Compound Symmetry & AR(1)

18.805

0.858

49.126

3

241.984

a. Using likelihood ratio tests, which variance structure is best?

Based on a straight comparison of the likelihood ratio tests, the model with the largest likelihood is the unstructured model. This is to be expected since you can explain more of the data by using more parameters to fit the data. This approach has its limitation in over fitting, and requiring a more complicated explanation. The chi square tests indicate that model 3 favored (at alpha=0.05) over the other models. Both model 1 (and 2) and 4 are significantly better than model 5. Also, model 6 appears to be better than model 2 (and in terms of log likelihood), equivalent to model 4. However, the mean structure must be correctly modeled before an autocorrelation structure is appropriate. For this reason, of the more simplified models, model 6 appears to be best, appears to be an improvement over model 1(or 2). Note that model 2 is equivalent to model 1.

b. Obtain the variance matrix based on an unstructured variance. This variance matrix corresponds to the variance that would be estimated in a multi variate analysis. Examine the diagonal elements in this matrix, and discuss these estimates.

The diagonal elements in the matrix are not equal. It appears that at 3 months and 12 months there is larger variance than at the two intermediate times. The differences in covariances may be attributed in part to these differences in variances. Such a result may occur if there are separate regression lines for subjects that cross in the middle time points. With such crossing, the variance will be lower. Further out on either end, the variance will be larger.

c. Now summarize results on estimates of mean response at each time point. Create a table that includes the treatment group means at each time (Table 2) for each possible variance structure.

Table 2. Summary of Estimates over Time

Model #

Variance Structure

Estimate at Time 1

Estimate at Time 2

Estimate at Time 3

Estimate at Time 4

1

Compound Symmetry

94.32

93.41

93.85

92.89

2

Random Intercept

94.32

93.41

93.85

92.89

3

Unstructured

94.32

93.41

93.85

92.89

4

AR(1)

94.32

93.41

93.85

92.89

5

Independence

94.32

93.41

93.85

92.89

6

Compound Symmetry & AR(1)

94.32

93.41

93.85

92.89


Note that all the estimates of the means are equal.

d.
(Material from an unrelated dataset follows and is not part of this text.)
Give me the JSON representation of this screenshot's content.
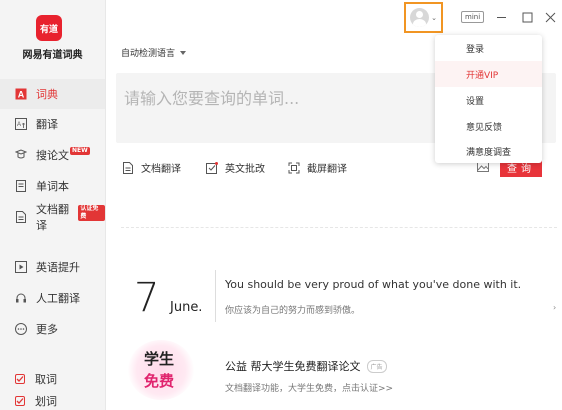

Create a similar table (Table 3) that summarizes the standard errors for the treatment group means for the different models. Discuss differences in results for the standard errors, and how you would choose one to present.

Table 3. Summary of SE of Estimates over Time

Model #

Variance Structure

Estimate at Time 1

Estimate at Time 2

Estimate at Time 3

Estimate at Time 4

1

Compound Symmetry

2.297

2.297

2.297

2.297

2

Random Intercept

2.297

2.297

2.297

2.297

3

Unstructured

2.624

2.059

1.937

2.496

4

AR(1)

2.479

2.479

2.479

2.479

5

Independence

2.297

2.297

2.297

2.297

6

Compound Symmetry & AR(1)

2.467

2.467

2.467

2.467



For three of the models (1,2, and 5) the same SE occurs for all time points and models. This result is equal to the square root of (58.052/11), the simple estimate of the SE of the mean for a group. Also note that 58.05=47.30+10.75, so that the SE are equal for models 1&2 and model 5.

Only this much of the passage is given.